Sources: Greek Yogurt with almonds or walnuts and fresh fruit, whole grain rice crackers with nut butter, quinoa with vegetables and cheese, or salmon with brown rice and vegetables.
2. Iron and Vitamin c:
Pay attention to this combination if you are vegetarian. While the body can readily absorb iron from animal sources most of the time, iron from plant sources like spinach, kale, etc., need the help of vitamin C to get the full benefit and have it properly absorbed and sent to where it needs to go. This pairing needs to be consumed in the SAME MEAL to get the benefits of enhanced iron absorption. Iron helps the body fight off fatigue and soreness by carrying oxygen to the muscles.
Sources: Lentil salad with lemon and red bell peppers, spinach strawberry salad with pumpkin seeds, Brussel sprouts with sesame seeds with a little lemon.
3. Vitamin D and Calcium:
I am sure this is not the first time that you have heard how important vitamin D is for your health but let me stress this… IT IS SOOO VERY IMPORTANT that you are getting enough vitamin D. Vitamin D plays a very large role in our immune system and if you are not getting enough, you will start to experience all sorts of health problems which can certainly be avoided. I check ALL of my clients’ vitamin D levels and keep a close eye on that number. I have done a lot of research on this amazing vitamin and trust me, I am not saying this for my own health, you need to be aware of what your number is.
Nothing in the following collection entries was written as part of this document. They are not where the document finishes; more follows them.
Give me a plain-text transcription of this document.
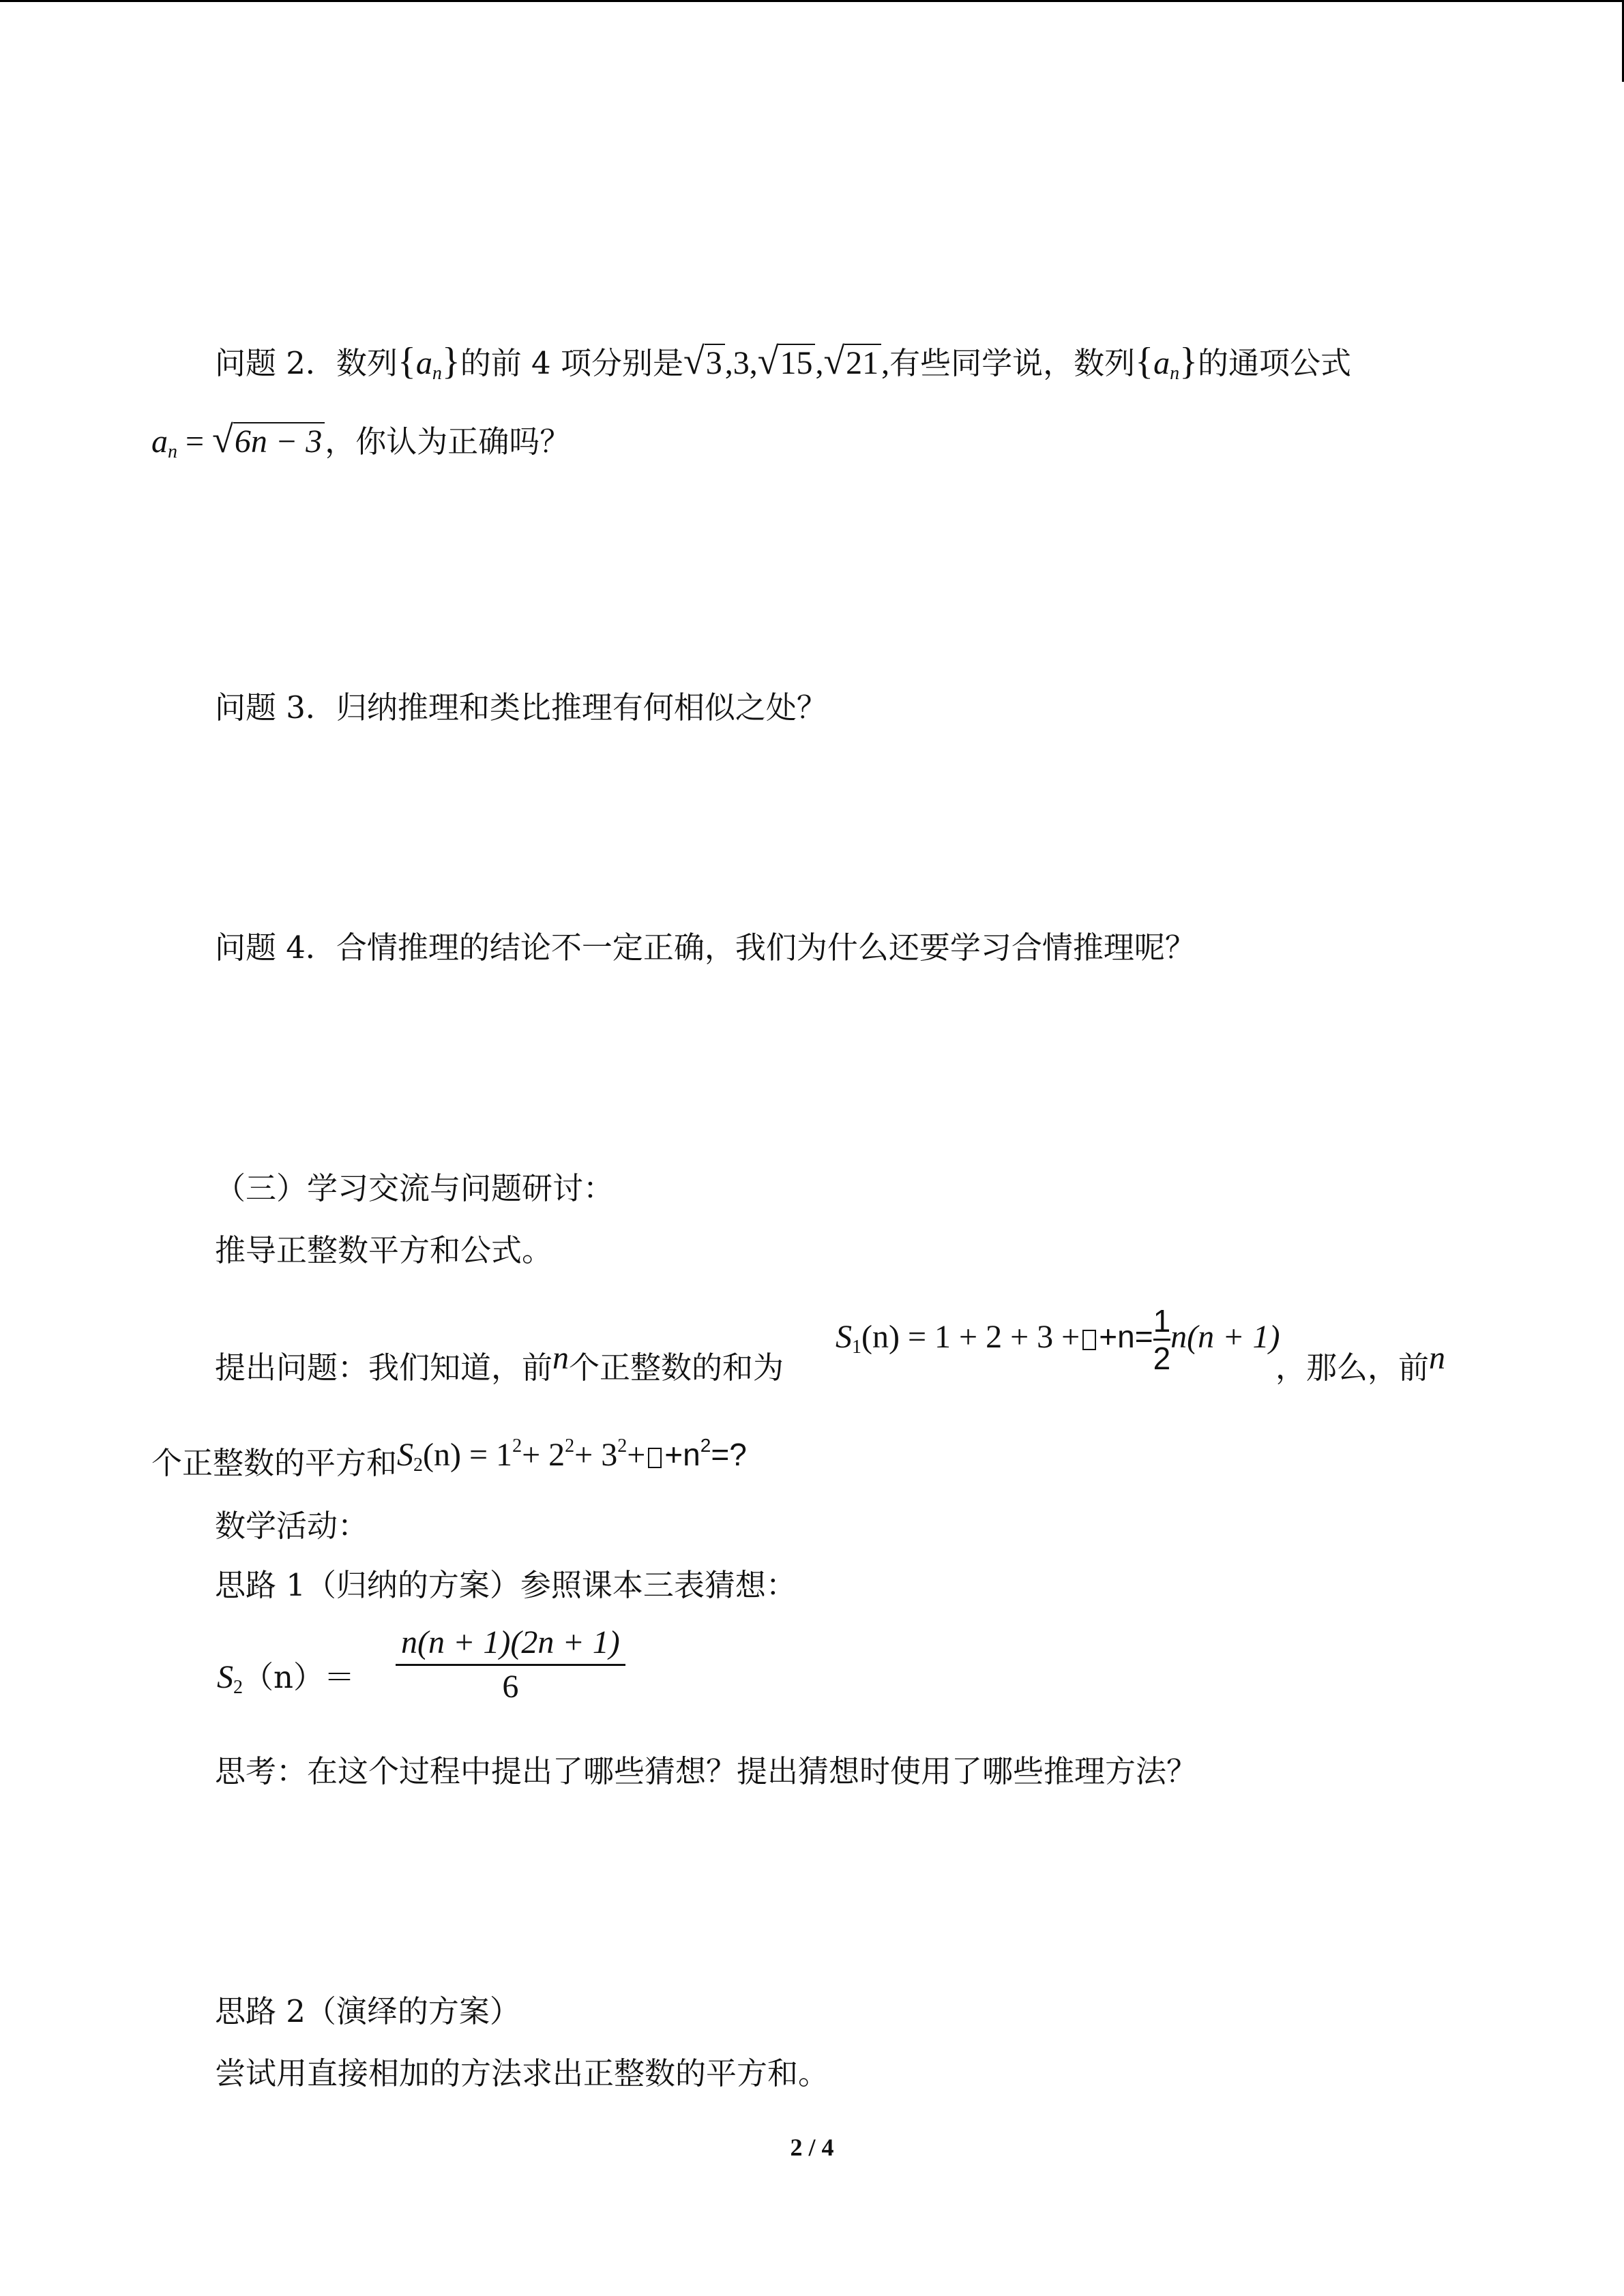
问题 2．数列$\{a_n\}$的前 4 项分别是√3,3,√15,√21,有些同学说，数列$\{a_n\}$的通项公式
$a_n = √6n - 3$，你认为正确吗？
问题 3．归纳推理和类比推理有何相似之处？
问题 4．合情推理的结论不一定正确，我们为什么还要学习合情推理呢？
（三）学习交流与问题研讨：
推导正整数平方和公式。
提出问题：我们知道，前n个正整数的和为
$S_1(n) = 1 + 2 + 3 + +n= \frac{1}{2} n(n + 1)$
，那么，前n
个正整数的平方和$S_2(n) = 1^2+ 2^2+ 3^2+ +n^2=$?
数学活动：
思路 1（归纳的方案）参照课本三表猜想：
$S_2(n)= \frac{n(n + 1)(2n + 1)}{6}$
思考：在这个过程中提出了哪些猜想？提出猜想时使用了哪些推理方法？
思路 2（演绎的方案）
尝试用直接相加的方法求出正整数的平方和。
2 / 4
The magic number is over 50. So how can you get those most of the vitamin D in the foods we eat? Add calcium. Your body needs vitamin D to effectively absorb calcium, which is often lost in sweat. Calcium keeps your muscles healthy as well as keeping your bones strong. The key to this combination is to spread it out throughout the day since the body can only absorb small am ounts of calcium at a time.
Best sources of calcium: yogurt, broccoli, arugula, dried figs and almonds. Vitamin D is naturally present in fatty fish like salmon and tuna as well as egg yolks.
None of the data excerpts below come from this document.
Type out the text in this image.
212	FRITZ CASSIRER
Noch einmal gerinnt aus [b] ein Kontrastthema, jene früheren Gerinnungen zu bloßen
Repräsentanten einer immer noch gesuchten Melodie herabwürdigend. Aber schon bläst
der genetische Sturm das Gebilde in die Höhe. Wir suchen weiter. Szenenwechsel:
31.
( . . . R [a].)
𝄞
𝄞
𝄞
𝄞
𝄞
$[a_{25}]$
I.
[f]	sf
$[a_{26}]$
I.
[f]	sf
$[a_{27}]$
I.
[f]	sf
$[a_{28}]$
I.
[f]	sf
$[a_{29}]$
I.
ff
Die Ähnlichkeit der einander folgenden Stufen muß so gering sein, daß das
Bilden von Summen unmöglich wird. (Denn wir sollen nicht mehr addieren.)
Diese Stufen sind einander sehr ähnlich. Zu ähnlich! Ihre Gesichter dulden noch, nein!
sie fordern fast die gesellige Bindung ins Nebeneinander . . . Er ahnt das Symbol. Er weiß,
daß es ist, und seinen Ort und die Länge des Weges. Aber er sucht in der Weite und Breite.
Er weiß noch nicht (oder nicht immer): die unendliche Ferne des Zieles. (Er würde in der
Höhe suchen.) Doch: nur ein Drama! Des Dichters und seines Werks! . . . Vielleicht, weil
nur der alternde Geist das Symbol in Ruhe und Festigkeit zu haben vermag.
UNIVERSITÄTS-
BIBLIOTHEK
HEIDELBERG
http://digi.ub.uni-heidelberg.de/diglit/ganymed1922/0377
4. Carotenoids and Dietary Fat:
Did you know that a diet too low in fat can actually do more damage than if you consume large amounts of fat? The fat I am talking about is the good fat obviously – not a stick of butter as Paula Deen would want, of course that is terrible for you no matter how you look at it. A diet too low in fat can also leave your body ill equipped to absorb vitamins and carotenoids that aid in immune system function. Your body can only absorb these fat-soluble vitamins and compounds when fat is present.
Healthy sources include: Avocados, nuts, olive oil, coconut oil, paired with brightly colored fruits and vegetables.
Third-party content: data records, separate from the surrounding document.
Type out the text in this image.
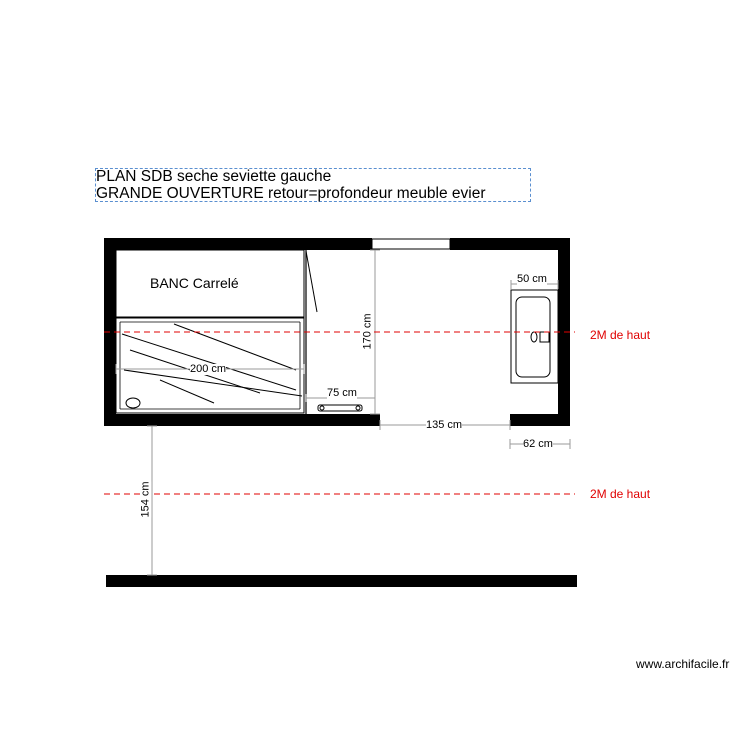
PLAN SDB seche seviette gauche
GRANDE OUVERTURE retour=profondeur meuble evier
BANC Carrelé
200 cm
50 cm
170 cm
75 cm
135 cm
62 cm
154 cm
2M de haut
2M de haut
www.archifacile.fr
5. Complementary Protein Pairings:
Protein is the building block for muscles, organs and connective tissues in the body. There are many animal protein sources as well as many vegetable protein sources. So whether you are a plant based eater or you like a little meat in your diet, this combo could offer you some great health benefits. Vegetable protein sources offer the combination of protein, fiber and multiple vitamins and minerals without saturated fats found in animal protein. Beans and other protein rich plant sources typically do not have all of the amino acids in them to call them a complete protein which is why it is good to pair them with foods that contain the other needed amino acids, this will make the meal a complete protein packed with multiple nutrients and minerals. These combos do not have to be eaten in the same meal, but they do need to be eaten within the same day to get the full benefit.
Sources and Combos: Rice and beans, hummus and pita bread or rice crackers, lentils with nuts and seeds.